The Iran Task Force applauds the herculean efforts of the United States, the other four permanent members of the UN Security Council plus Germany (P5+1) and Iran in achieving a framework for a Comprehensive Joint Plan of Action (CJPOA) limiting Iran’s nuclear program and shutting off its principal pathways to developing nuclear weapons, in return for phased sanctions relief.
  
While the agreement needs to be finalized by a June 30 deadline, the details announced by President Barack Obama April 2 should provide confidence that Iran cannot develop a nuclear weapon for at least fifteen years. Iran has agreed to maintain strict limitations on its stockpile of low-enriched uranium for that period, cut installed centrifuges by two-thirds and reconfigure a heavy water reactor so that it will produce only a small amount of plutonium. Iran has also agreed to send out spent fuel. In addition, Iran is accepting an unprecedentedly rigorous inspection regime for at least two decades that should make it extremely difficult for it to build a nuclear weapon covertly. 

The framework must be put into the context of what other alternatives exist to inhibit Iran’s ability to build a nuclear weapon. These measures seem to us better than the alternatives. It is also difficult to see how additional sanctions beyond the very broad and comprehensive measures already achieved would bring a better result. There is a very real risk if this agreement is rejected or blocked that it would split the United States from the P5+1 and European Union whose cooperation on sanctions has been of paramount importance. At the same time, it is important that even after the expiration of these deadlines, Iran’s acquisition of a nuclear weapon is unacceptable. 

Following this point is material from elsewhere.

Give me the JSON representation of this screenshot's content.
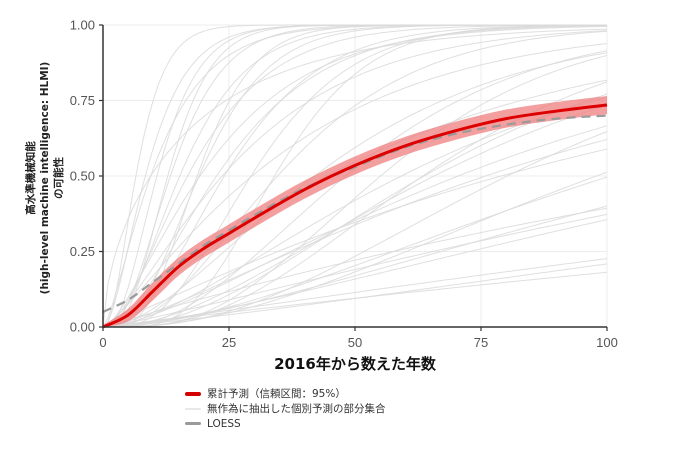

This agreement, as the President said, will not resolve all our differences with the Islamic Republic, but it will remove the most worrisome element. The long hours of negotiations between top officials of our two countries also opens the prospect of further diplomacy on remaining issues, including Iran’s support for anti-Israel militant groups and interference in Arab conflicts. Even without progress on those fronts, the world today is safer because of the use of principled, hard-nosed diplomacy.  

Signed: Stuart Eizenstat, Chair 

Cornelius Adebahr,  Odeh Aburdene,  Ramin Asgard,  Gen. James Cartwright,  Joseph  Cirincione,  Ilan Goldenberg,  Amir Handjani, John Limbert, Jim Moody,  Trita Parsi,  Thomas R. Pickering,  William Reinsch,  Richard Sawaya,  Greg Thielmann,  and Harlan Ullman.